It was very fragmented. It was rather delusional and hallucinatory. It concerns a lesbian with a bad relationship with her mother, and somehow, she and her twin brother are able to talk to each other using telepathic signals. She is in love with another woman, Eva, but Eva does not love her back, since Eva is straight. Somehow, the line between imagination and reality is very blurred.
The format is ok, I do not mind the surrealism integrated into the plot. But what I mind is the fact that 300 pages of that is definitely tiring. In any rate, I was never impressed.
Someone asked me why I still finish a book even if I start to hate it. Why is it that I still try to finish the book until the end? Maybe it is because I still have the hope that the book would somehow change its mood near the end, and it would satisfy me. Also, maybe it is because I like it that I can say that I finished reading the book even if I hated it. And since I finished reading it, I have the right to critique it.
So there, I returned that to the library. I then started this new book, entitled How the Dead Live, by English author Will Self. Somehow, I find myself liking books written by British authors. I liked reading books by Jim Crace and Irvine Welsh. And I have a feeling that I will like this one too. Speaking of this book, this is about a terminally-ill woman with breast cancer, and then she dies. But instead of decomposing, she just moves to another part of London, where all the dead people stay.
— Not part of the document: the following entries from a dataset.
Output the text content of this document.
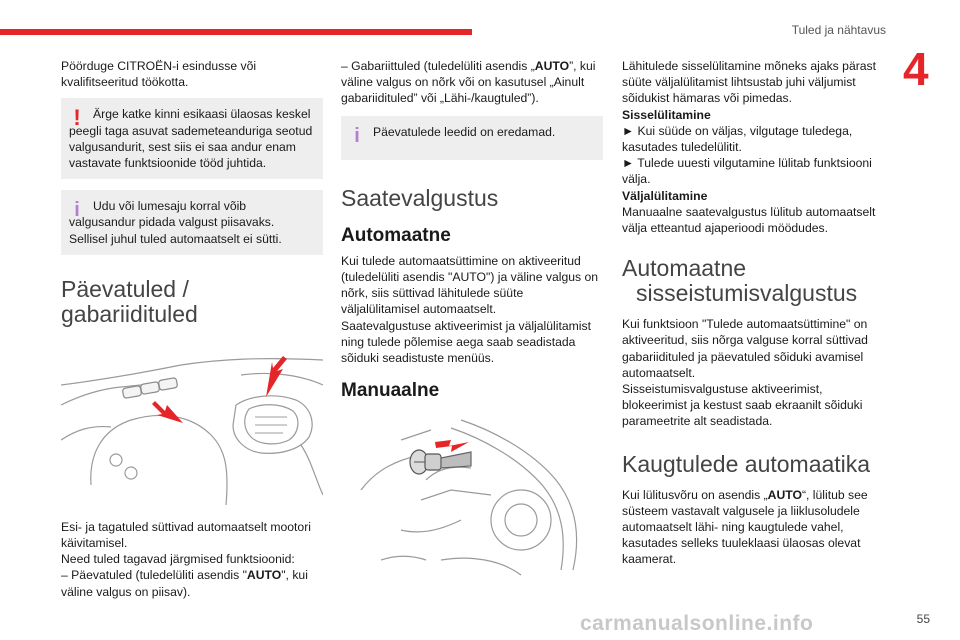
Tuled ja nähtavus
4

Pöörduge CITROËN-i esindusse või kvalifitseeritud töökotta.

!	Ärge katke kinni esikaasi ülaosas keskel peegli taga asuvat sademeteanduriga seotud valgusandurit, sest siis ei saa andur enam vastavate funktsioonide tööd juhtida.

i	Udu või lumesaju korral võib valgusandur pidada valgust piisavaks. Sellisel juhul tuled automaatselt ei sütti.

Päevatuled / gabariidituled

Esi- ja tagatuled süttivad automaatselt mootori käivitamisel.

Need tuled tagavad järgmised funktsioonid:

– Päevatuled (tuledelüliti asendis "AUTO", kui väline valgus on piisav).

– Gabariittuled (tuledelüliti asendis „AUTO”, kui väline valgus on nõrk või on kasutusel „Ainult gabariidituled” või „Lähi-/kaugtuled”).

i	Päevatulede leedid on eredamad.

Saatevalgustus
Automaatne

Kui tulede automaatsüttimine on aktiveeritud (tuledelüliti asendis "AUTO") ja väline valgus on nõrk, siis süttivad lähitulede süüte väljalülitamisel automaatselt.

Saatevalgustuse aktiveerimist ja väljalülitamist ning tulede põlemise aega saab seadistada sõiduki seadistuste menüüs.

Manuaalne

Lähitulede sisselülitamine mõneks ajaks pärast süüte väljalülitamist lihtsustab juhi väljumist sõidukist hämaras või pimedas.

Sisselülitamine

► Kui süüde on väljas, vilgutage tuledega, kasutades tuledelülitit.

► Tulede uuesti vilgutamine lülitab funktsiooni välja.

Väljalülitamine

Manuaalne saatevalgustus lülitub automaatselt välja etteantud ajaperioodi möödudes.

Automaatne
sisseistumisvalgustus

Kui funktsioon "Tulede automaatsüttimine" on aktiveeritud, siis nõrga valguse korral süttivad gabariidituled ja päevatuled sõiduki avamisel automaatselt.

Sisseistumisvalgustuse aktiveerimist, blokeerimist ja kestust saab ekraanilt sõiduki parameetrite alt seadistada.

Kaugtulede automaatika

Kui lülitusvõru on asendis „AUTO“, lülitub see süsteem vastavalt valgusele ja liiklusoludele automaatselt lähi- ning kaugtulede vahel, kasutades selleks tuuleklaasi ülaosas olevat kaamerat.

carmanualsonline.info	55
I suppose this is the second dead-themed novel I have read. The first one was Kevin Brockmeier's The Brief History of the Dead, which was a book I read two years ago. That was interesting too.
I suppose death and dying is a fascinating topic. People obviously wondered what happens to people when they die. Some people took the religious view of being sent to heaven or hell, some people conducted experiments and attempted to die. People definitely are a curious bunch. And this curiosity definitely manifests itself on novels such as these.